Denise "Dennie" Miller
Dennie grew up in a middle-class, socially conservative household with parents who believe in the status quo. Her parents are suburban and stressed out; her little sister seems to look up to her, although Dennie is surprised that her return home creates a great deal of tension between Susie and herself.
Dennie has been living in a hippie colony with her boyfriend, Flack, and a collection of other men and women with whom she enjoys drugs and free love. She originally ran away from home after a terrible argument with her parents that started when they found her at home on the couch having sex. She felt constricted and treated as a child and so ran away to Los Angeles where she quickly fell into the hippie lifestyle.
Dennie feels that the media's portrayal of the counter culture is highly over-glamorized and she decides to return home because she doesn't want to do drugs anymore, but also because she is exhausted and worn down from never having any money and having to beg for food. She is also essentially law abiding which is making it hard to get by in a group of people who are turning to theft for food.
When Dennie returns home she is also making the decision to return to being the person that her parents want her to be. She becomes very clean-cut in both appearance and behavior and begins to act more like an additional parent to her younger sister than a trusted sibling confidante. This all seems a little hypocritical because she has been off and had her fun and now wants to prevent her sister from doing the same thing. She finds the stress of living such a between-the-lines existence almost overwhelming and sometimes has to blow off steam by doing seemingly strange things, such as swimming laps fully clothed in the middle of a party with her parents' friends.
Dennie ultimately becomes a Stepford-wife type of young woman and begins to repeat her mother's life, becoming a home-maker and walking the straight and narrow.
Susie Miller
When Dennie was home, Susie was always the "little sister" and with an older sibling to both look up to and confide in felt little need to rebel or carve out her own identity. She was rarely in trouble because she was able to experience things vicariously through Dennie; after Dennie leaves, her parents become more rigid in what they will accept from her, largely because they are afraid that being too lenient with Dennie caused her to run away when in fact it was the opposite. The harder they now try to crack down on Susie's behavior the more she pushes back against them.

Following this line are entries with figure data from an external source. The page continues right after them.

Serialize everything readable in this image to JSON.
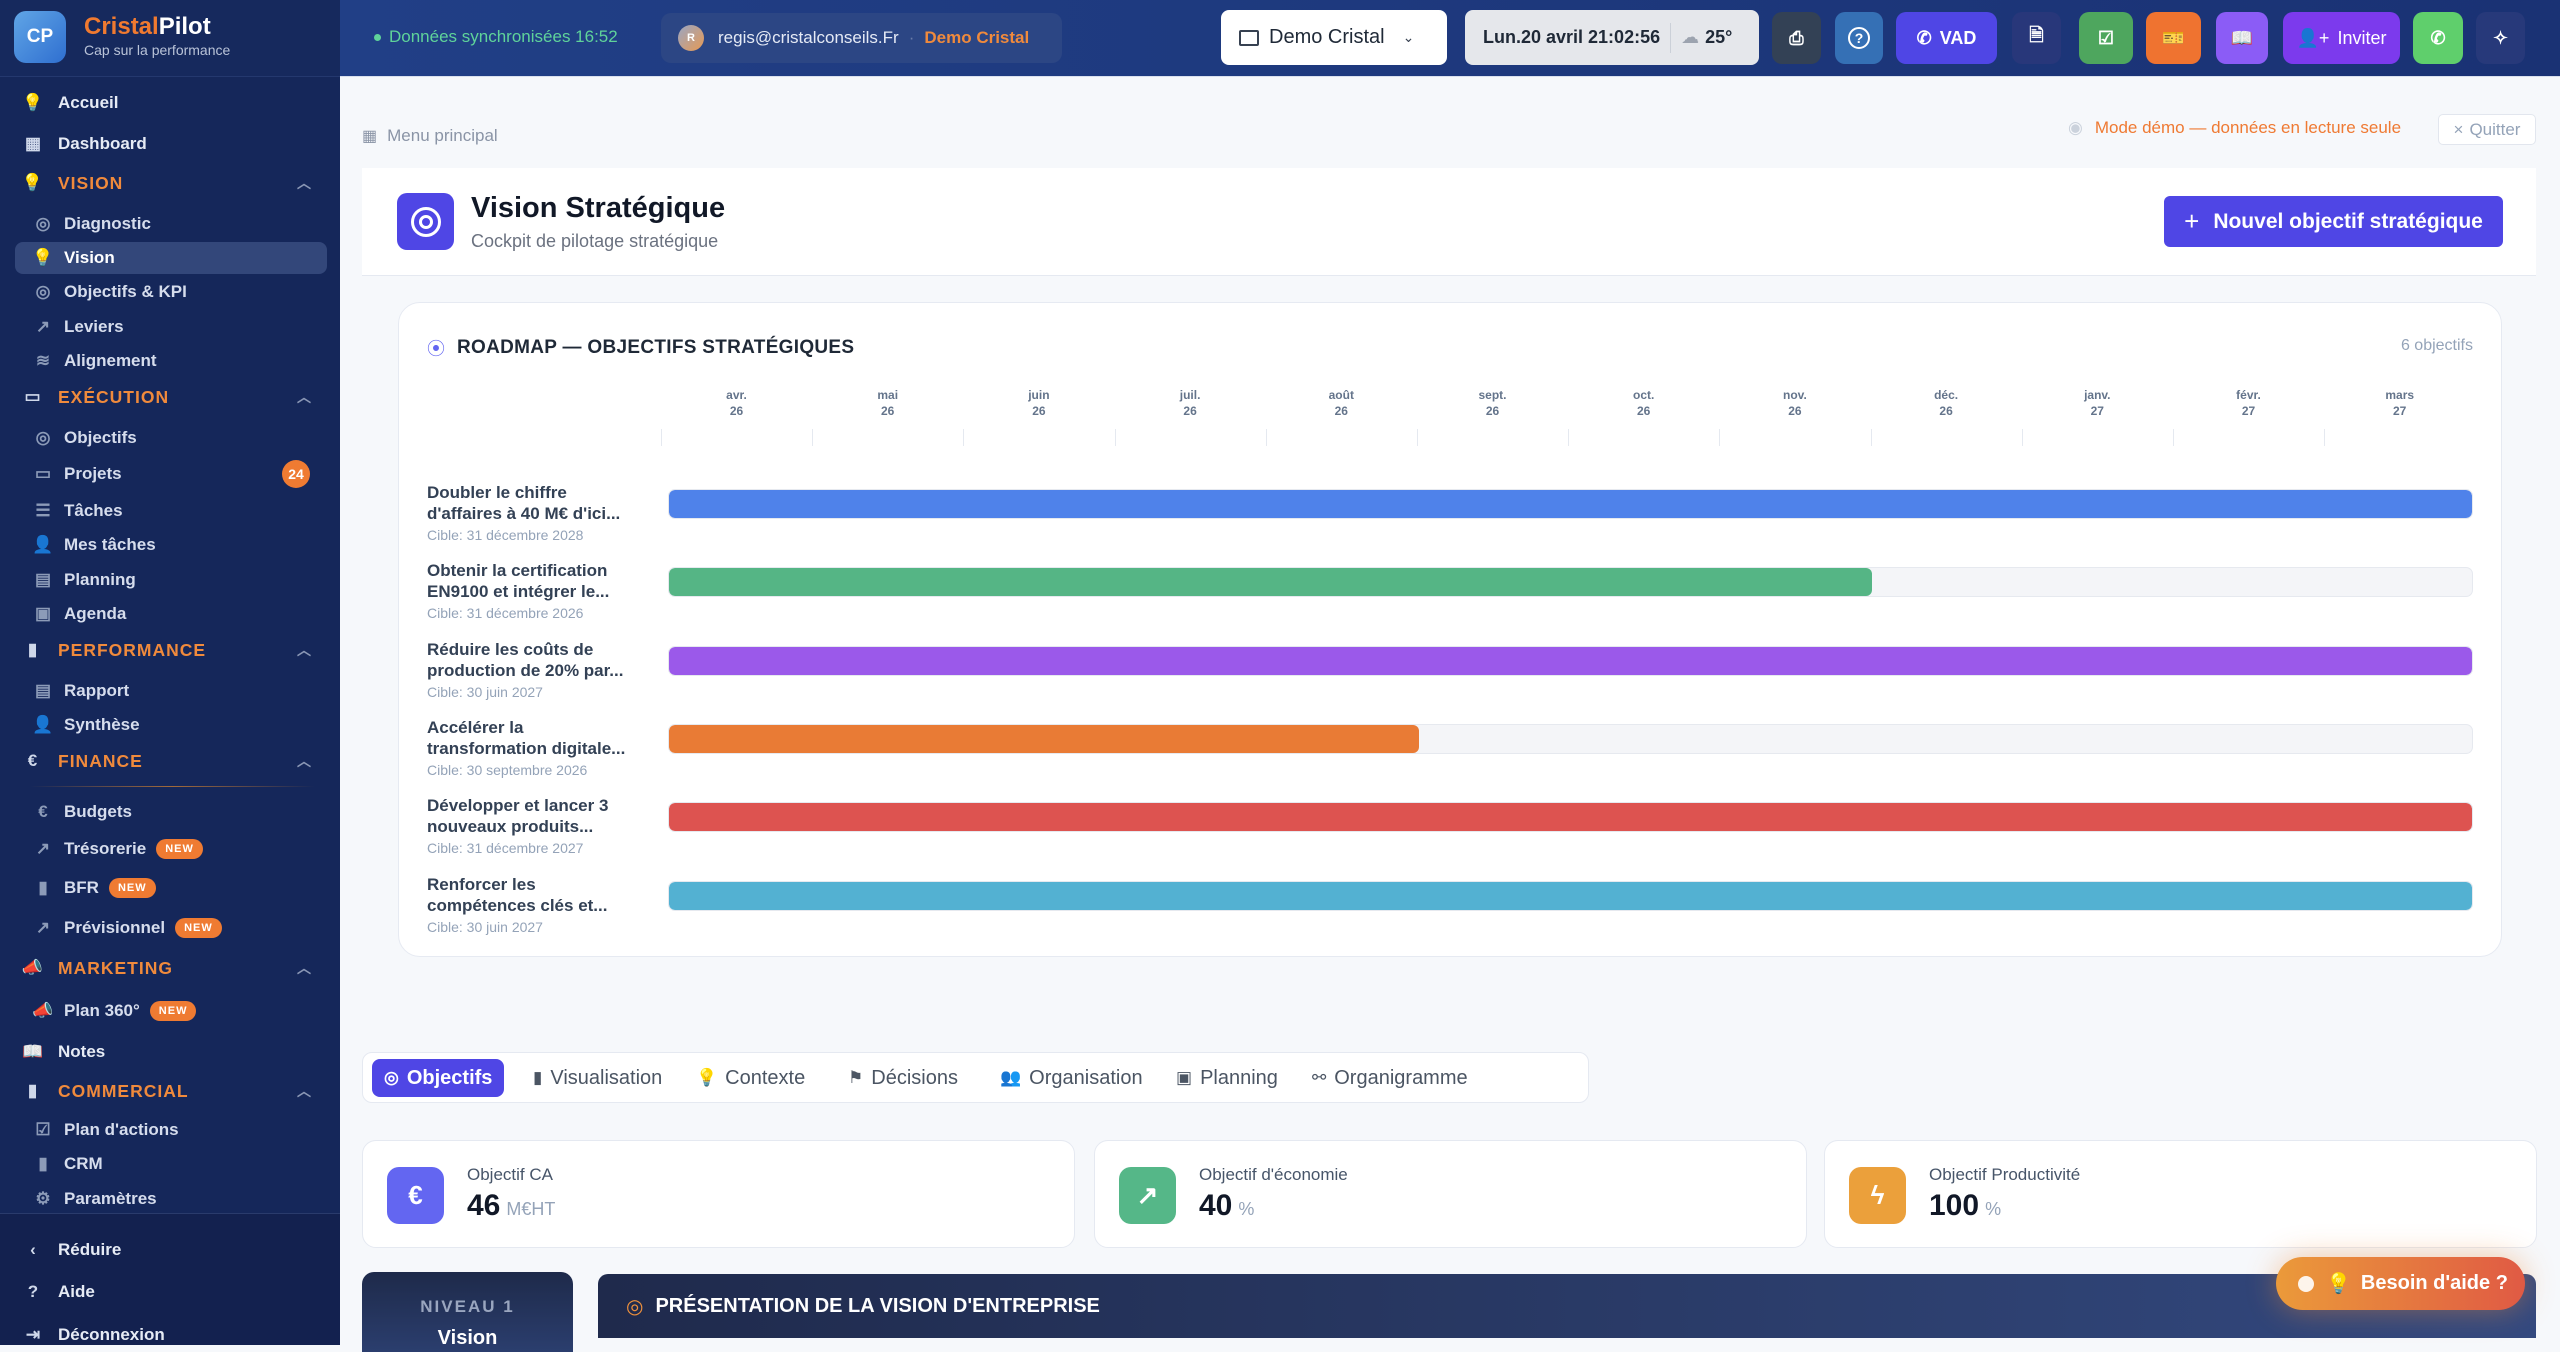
{
  "brand": {
    "logo_initials": "CP",
    "name_part1": "Cristal",
    "name_part2": "Pilot",
    "tagline": "Cap sur la performance"
  },
  "topbar": {
    "sync_status": "Données synchronisées 16:52",
    "user_initial": "R",
    "user_email": "regis@cristalconseils.Fr",
    "user_company": "Demo Cristal",
    "workspace": "Demo Cristal",
    "datetime": "Lun.20 avril 21:02:56",
    "weather": "25°",
    "vad_label": "VAD",
    "invite_label": "Inviter",
    "buttons": [
      {
        "icon": "printer-icon",
        "color": "#334155"
      },
      {
        "icon": "help-circle-icon",
        "color": "#3570b5"
      },
      {
        "icon": "phone-icon",
        "color": "#4f46e5"
      },
      {
        "icon": "document-icon",
        "color": "#28377a"
      },
      {
        "icon": "checkbox-icon",
        "color": "#4ea65e"
      },
      {
        "icon": "ticket-icon",
        "color": "#ef7330"
      },
      {
        "icon": "book-icon",
        "color": "#8b5cf6"
      },
      {
        "icon": "user-plus-icon",
        "color": "#7c3aed"
      },
      {
        "icon": "whatsapp-icon",
        "color": "#5fcf6c"
      },
      {
        "icon": "sparkles-icon",
        "color": "#27397a"
      }
    ]
  },
  "sidebar": {
    "items": [
      {
        "label": "Accueil",
        "icon": "lightbulb-icon",
        "type": "top"
      },
      {
        "label": "Dashboard",
        "icon": "dashboard-icon",
        "type": "top"
      },
      {
        "label": "VISION",
        "icon": "lightbulb-icon",
        "type": "section"
      },
      {
        "label": "Diagnostic",
        "icon": "target-icon",
        "type": "sub"
      },
      {
        "label": "Vision",
        "icon": "lightbulb-icon",
        "type": "sub",
        "active": true
      },
      {
        "label": "Objectifs & KPI",
        "icon": "target-icon",
        "type": "sub"
      },
      {
        "label": "Leviers",
        "icon": "trending-up-icon",
        "type": "sub"
      },
      {
        "label": "Alignement",
        "icon": "layers-icon",
        "type": "sub"
      },
      {
        "label": "EXÉCUTION",
        "icon": "folder-kanban-icon",
        "type": "section"
      },
      {
        "label": "Objectifs",
        "icon": "target-icon",
        "type": "sub"
      },
      {
        "label": "Projets",
        "icon": "folder-kanban-icon",
        "type": "sub",
        "count": "24"
      },
      {
        "label": "Tâches",
        "icon": "list-checks-icon",
        "type": "sub"
      },
      {
        "label": "Mes tâches",
        "icon": "user-icon",
        "type": "sub"
      },
      {
        "label": "Planning",
        "icon": "planning-icon",
        "type": "sub"
      },
      {
        "label": "Agenda",
        "icon": "calendar-icon",
        "type": "sub"
      },
      {
        "label": "PERFORMANCE",
        "icon": "bar-chart-icon",
        "type": "section"
      },
      {
        "label": "Rapport",
        "icon": "file-text-icon",
        "type": "sub"
      },
      {
        "label": "Synthèse",
        "icon": "user-icon",
        "type": "sub"
      },
      {
        "label": "FINANCE",
        "icon": "euro-icon",
        "type": "section"
      },
      {
        "label": "Budgets",
        "icon": "euro-icon",
        "type": "sub"
      },
      {
        "label": "Trésorerie",
        "icon": "trending-up-icon",
        "type": "sub",
        "badge": "NEW"
      },
      {
        "label": "BFR",
        "icon": "bar-chart-icon",
        "type": "sub",
        "badge": "NEW"
      },
      {
        "label": "Prévisionnel",
        "icon": "trending-up-icon",
        "type": "sub",
        "badge": "NEW"
      },
      {
        "label": "MARKETING",
        "icon": "megaphone-icon",
        "type": "section"
      },
      {
        "label": "Plan 360°",
        "icon": "megaphone-icon",
        "type": "sub",
        "badge": "NEW"
      },
      {
        "label": "Notes",
        "icon": "book-icon",
        "type": "top"
      },
      {
        "label": "COMMERCIAL",
        "icon": "bar-chart-icon",
        "type": "section"
      },
      {
        "label": "Plan d'actions",
        "icon": "checkbox-icon",
        "type": "sub"
      },
      {
        "label": "CRM",
        "icon": "bar-chart-icon",
        "type": "sub"
      },
      {
        "label": "Paramètres",
        "icon": "gear-icon",
        "type": "sub"
      }
    ],
    "bottom": [
      {
        "label": "Réduire",
        "icon": "chevron-left-icon"
      },
      {
        "label": "Aide",
        "icon": "help-circle-icon"
      },
      {
        "label": "Déconnexion",
        "icon": "logout-icon"
      }
    ]
  },
  "main": {
    "breadcrumb": "Menu principal",
    "demo_notice": "Mode démo — données en lecture seule",
    "quit_label": "Quitter",
    "title": "Vision Stratégique",
    "subtitle": "Cockpit de pilotage stratégique",
    "new_button": "Nouvel objectif stratégique",
    "tabs": [
      {
        "label": "Objectifs",
        "icon": "target-icon",
        "active": true
      },
      {
        "label": "Visualisation",
        "icon": "bar-chart-icon"
      },
      {
        "label": "Contexte",
        "icon": "lightbulb-icon"
      },
      {
        "label": "Décisions",
        "icon": "flag-icon"
      },
      {
        "label": "Organisation",
        "icon": "users-icon"
      },
      {
        "label": "Planning",
        "icon": "calendar-icon"
      },
      {
        "label": "Organigramme",
        "icon": "org-chart-icon"
      }
    ],
    "kpis": [
      {
        "label": "Objectif CA",
        "value": "46",
        "unit": "M€HT",
        "icon": "euro-icon",
        "color": "#6366f1"
      },
      {
        "label": "Objectif d'économie",
        "value": "40",
        "unit": "%",
        "icon": "trending-up-icon",
        "color": "#55b788"
      },
      {
        "label": "Objectif Productivité",
        "value": "100",
        "unit": "%",
        "icon": "zap-icon",
        "color": "#eba03b"
      }
    ],
    "level": {
      "label": "NIVEAU 1",
      "name": "Vision"
    },
    "presentation_title": "PRÉSENTATION DE LA VISION D'ENTREPRISE",
    "help_button": "Besoin d'aide ?"
  },
  "chart_data": {
    "type": "bar",
    "orientation": "horizontal",
    "title": "ROADMAP — OBJECTIFS STRATÉGIQUES",
    "count_label": "6 objectifs",
    "x_ticks": [
      {
        "month": "avr.",
        "year": "26"
      },
      {
        "month": "mai",
        "year": "26"
      },
      {
        "month": "juin",
        "year": "26"
      },
      {
        "month": "juil.",
        "year": "26"
      },
      {
        "month": "août",
        "year": "26"
      },
      {
        "month": "sept.",
        "year": "26"
      },
      {
        "month": "oct.",
        "year": "26"
      },
      {
        "month": "nov.",
        "year": "26"
      },
      {
        "month": "déc.",
        "year": "26"
      },
      {
        "month": "janv.",
        "year": "27"
      },
      {
        "month": "févr.",
        "year": "27"
      },
      {
        "month": "mars",
        "year": "27"
      }
    ],
    "rows": [
      {
        "title": "Doubler le chiffre d'affaires à 40 M€ d'ici...",
        "target": "Cible: 31 décembre 2028",
        "fill": 1.0,
        "color": "#4f82ea"
      },
      {
        "title": "Obtenir la certification EN9100 et intégrer le...",
        "target": "Cible: 31 décembre 2026",
        "fill": 0.667,
        "color": "#55b585"
      },
      {
        "title": "Réduire les coûts de production de 20% par...",
        "target": "Cible: 30 juin 2027",
        "fill": 1.0,
        "color": "#9b59ea"
      },
      {
        "title": "Accélérer la transformation digitale...",
        "target": "Cible: 30 septembre 2026",
        "fill": 0.416,
        "color": "#e97b35"
      },
      {
        "title": "Développer et lancer 3 nouveaux produits...",
        "target": "Cible: 31 décembre 2027",
        "fill": 1.0,
        "color": "#dd5350"
      },
      {
        "title": "Renforcer les compétences clés et...",
        "target": "Cible: 30 juin 2027",
        "fill": 1.0,
        "color": "#53b1d2"
      }
    ]
  }
}
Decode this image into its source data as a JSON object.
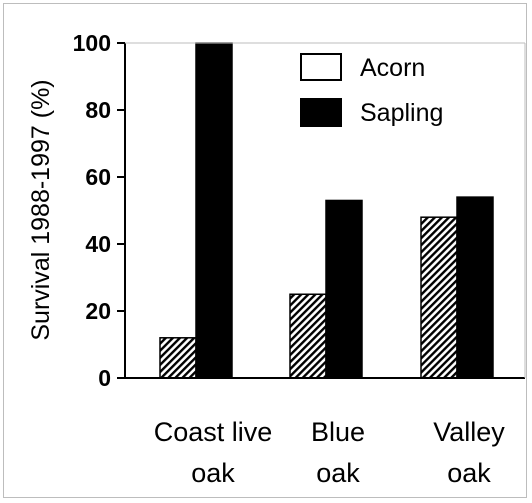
{
  "chart_data": {
    "type": "bar",
    "ylabel": "Survival 1988-1997 (%)",
    "ylim": [
      0,
      100
    ],
    "yticks": [
      0,
      20,
      40,
      60,
      80,
      100
    ],
    "categories": [
      [
        "Coast live",
        "oak"
      ],
      [
        "Blue",
        "oak"
      ],
      [
        "Valley",
        "oak"
      ]
    ],
    "series": [
      {
        "name": "Acorn",
        "values": [
          12,
          25,
          48
        ],
        "pattern": "diagonal-hatch",
        "color": "#ffffff"
      },
      {
        "name": "Sapling",
        "values": [
          100,
          53,
          54
        ],
        "pattern": "solid",
        "color": "#000000"
      }
    ],
    "legend": {
      "position": "top-right"
    },
    "grid": false
  }
}
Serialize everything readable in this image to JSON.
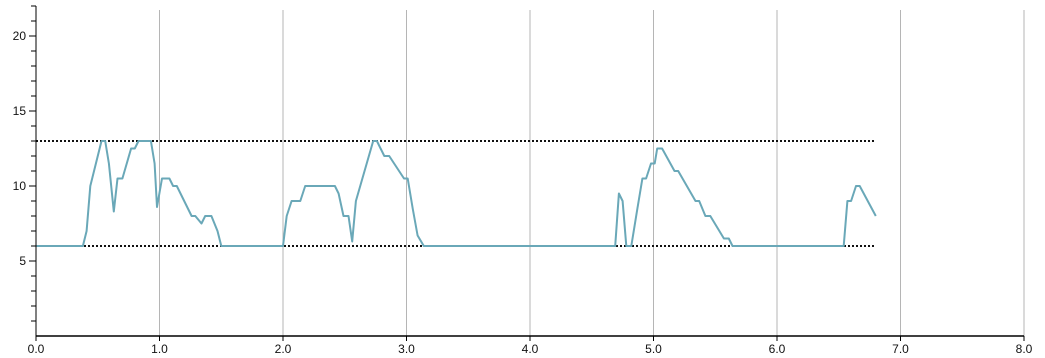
{
  "chart_data": {
    "type": "line",
    "title": "",
    "xlabel": "",
    "ylabel": "",
    "xlim": [
      0,
      8
    ],
    "ylim": [
      0,
      22
    ],
    "x_ticks": [
      "0.0",
      "1.0",
      "2.0",
      "3.0",
      "4.0",
      "5.0",
      "6.0",
      "7.0",
      "8.0"
    ],
    "y_ticks": [
      "5",
      "10",
      "15",
      "20"
    ],
    "grid": "vertical",
    "reference_lines": [
      13,
      6
    ],
    "colors": {
      "series": "#6aa8b8",
      "grid": "#b5b5b5",
      "axis": "#000000",
      "reference": "#111111"
    },
    "series": [
      {
        "x": [
          0.0,
          0.38,
          0.41,
          0.44,
          0.53,
          0.56,
          0.59,
          0.63,
          0.66,
          0.7,
          0.77,
          0.8,
          0.83,
          0.93,
          0.96,
          0.98,
          1.02,
          1.08,
          1.11,
          1.14,
          1.26,
          1.29,
          1.34,
          1.37,
          1.42,
          1.47,
          1.5,
          2.0,
          2.03,
          2.07,
          2.14,
          2.18,
          2.42,
          2.45,
          2.49,
          2.53,
          2.56,
          2.59,
          2.73,
          2.76,
          2.82,
          2.86,
          2.98,
          3.01,
          3.05,
          3.09,
          3.14,
          4.69,
          4.72,
          4.75,
          4.78,
          4.82,
          4.87,
          4.91,
          4.94,
          4.98,
          5.01,
          5.03,
          5.07,
          5.17,
          5.2,
          5.34,
          5.37,
          5.42,
          5.46,
          5.57,
          5.61,
          5.64,
          6.54,
          6.57,
          6.6,
          6.64,
          6.67,
          6.8
        ],
        "y": [
          6,
          6,
          7,
          10,
          13,
          13,
          11.5,
          8.3,
          10.5,
          10.5,
          12.5,
          12.5,
          13,
          13,
          11.5,
          8.6,
          10.5,
          10.5,
          10,
          10,
          8,
          8,
          7.5,
          8,
          8,
          7,
          6,
          6,
          8,
          9,
          9,
          10,
          10,
          9.5,
          8,
          8,
          6.3,
          9,
          13,
          13,
          12,
          12,
          10.5,
          10.5,
          8.5,
          6.7,
          6,
          6,
          9.5,
          9,
          6,
          6,
          8.5,
          10.5,
          10.5,
          11.5,
          11.5,
          12.5,
          12.5,
          11,
          11,
          9,
          9,
          8,
          8,
          6.5,
          6.5,
          6,
          6,
          9,
          9,
          10,
          10,
          8
        ]
      }
    ]
  }
}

When Dennie arrives home, Susie is initially excited because she has missed her and she feels that she now has someone in her corner, but the reality turns out to be different. In an effort to keep Dennie happy and make her want to stay at home, their parents tiptoe around her as though they are on eggshells, but find fault more and more with Susie, and drive her to want to run away herself. Her behavior deteriorates as she gets more addicted to drugs and she ultimately leaves with her boyfriend.
Claire and Ed Miller
Stressed out suburban parents Claire and Ed Miller have a very stereotypical view of the way in which their daughters should turn out. They still buy into gender stereotypes and so have in mind a future for both Dennie and Susie that includes settling down and taking care of the home, just like Claire does. Their stress begins to rise when they realize that this is not the vision of the future that their daughters have for themselves.
Neither parent understands the counter-culture. They also both feel that the way to reign in any attraction to it from their girls is to come down harder on them than usual, which does not work at all. When Dennie comes home they are overjoyed; she has been missed and she is loved, and in an effort to prevent her leaving again they approach her with gentleness and delicacy. This creates a rift between the sisters and makes Susie even more angry than she was before.
Although they take a very dim view of drugs, and of free love in the way that the media presents it, both Claire and Ed enjoy a drink or two, and their parties usually consist of free-flowing alcohol and rather lascivious behavior which the girls view as rather hypocritical. However, they are basically decent people who don't understand the way that the world is changing and want desperately to protect their daughters from it by keeping them safely locked away in the way that things were when they were growing up.
Flack
Flack is either Dennie's ex-boyfriend (her version) or her current boyfriend (his version). He represents the hippie culture that Dennie is trying to leave behind her. He is a prolific drug user and a drug addict, and he has no money or hope of getting any without stealing it. He is an expert in the dine and dash, feeding himself at diners and leaving at speed without paying the bill. His behavior is so eccentric that it is impossible to see whether he is high or not. He seems to love having Dennie around but it's unclear whether this is for herself or for her ability to get food and drugs for him. Flack steals two vehicles in his attempt to chase after Dennie and is last seen heading to Canada.